Localizado no coração do Brooklyn, Fort Greene é um dos parques mais lindos de lá. Lugar preferido da personagem Nola Darling, da série Ela Quer Tudo, uma obra clássica de Spike Lee, da décadas de 1980 e 1990, que teve a sua nova versão recentemente exibida pela Netflix.

Nola é uma jovem pintora negra, bissexual, que visita periodicamente uma terapeuta para se curar de violências sofridas por ser uma mulher livre, em uma sociedade racista, homofóbica e machista.

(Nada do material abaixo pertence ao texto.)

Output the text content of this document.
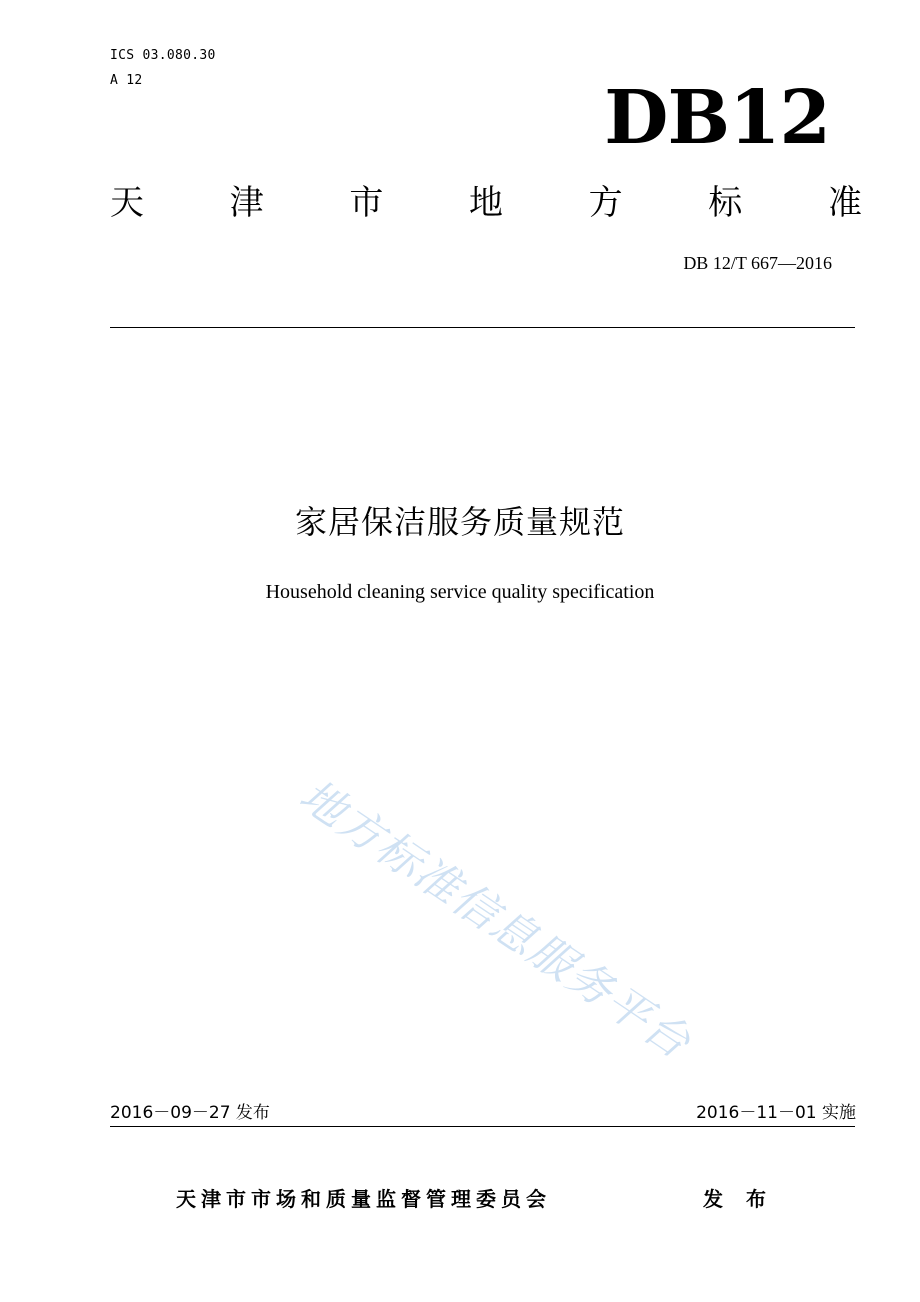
ICS 03.080.30
A 12	DB12
天	津	市	地	方	标	准
DB 12/T 667—2016
家居保洁服务质量规范
Household cleaning service quality specification
地方标准信息服务平台
2016－09－27 发布	2016－11－01 实施
天津市市场和质量监督管理委员会	发 布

Nola também é uma ativista que fala através da sua arte sobre o corpo da mulher negra e seu comportamento na sociedade atual: “nunca se desculpando como anda com a sua forma de mulher negra pelo mundo” – Nola Darling.

DeWanda Wise, interprete de Nola Darling na série "Ela quer tudo", em pé em um pier.
“Ela Quer Tudo”: a série de Spike Lee (Foto: David Lee / Netflix)

Ela Quer Tudo deixa no ar a pergunta: Onde estão os negros de Fort Greene?. Faça a Coisa Certa faz a mesma pergunta há trinta anos, apontando o perigo que existe na gentrification. Por diversas vezes me senti em Madureira estando no Brooklyn. As tias que frequentam as igrejas aos domingos no Brooklyn se vestem e se comportam como as tias da Portela.

O que o bairro da liberdade Salvador/Bahia do vovô do Ile Aye, o Pelourinho de João Jorge do Olodum, o jongo da Serrinha da tia Maria e o Brooklyn de Spike Lee têm em comum?

O cheiro de sabonete da Costa (sabão preto ou sabão africano), o sol refletindo sobre a pele das mulheres e homens, hidratadas com manteiga de karité (produtos usados nos rituais das religiões de matriz africana), os homens e mulheres negra de cabelos trançados…tudo me lembrava a Bahia, Madureira, o Jongo da Serrinha, o meu terreiro, e a África que eu nem conheci, mas que sei que vive em mim.

Contudo, o que seria fazer a coisa certa quando quem te mata é também quem  diz ao mundo que ama a sua música, sua arte, sua cultura? A América em que as pessoas negras vivem é exatamente como no videoclipe de Gambino. “This is America” deixa um incômodo, assusta, mas fala sobre o que acontece com pessoas negras dentro deste sistema: de pop star a alvo a ser abatido. O negro está inserido no mercado, mas ainda é mercadoria.

Spike Lee- homem idoso negro, vestindo poena preta, blusa azul escuro e jaqueta preta- sntado olhando para frente
(Foto: CHRIS PIZZELLO/INVISION/AP/SHUTTERSTOCK)

Nos trinta anos de “Faça a Coisa Certa”, durante toda a tarde Spike Lee exibiu obras de artistas negros locais, falou sobre o orgulho de ser do Brooklyn, exaltou nomes dos deuses da black music…Tive a sensação de que aquele lugar veio da África junto com os afro-americanos que lá vivem.

Spike Lee esperou trinta anos para ser reconhecido pela academia americana de cinema, na verdade o Oscar demorou três longas décadas para reconhecer o genialidade do rei do Brooklyn “Infiltrados na klan” ganhou o Oscar, mas em seu discurso, o grande pedido de Spike Lee ao mundo  foi: “façam a coisa certa”.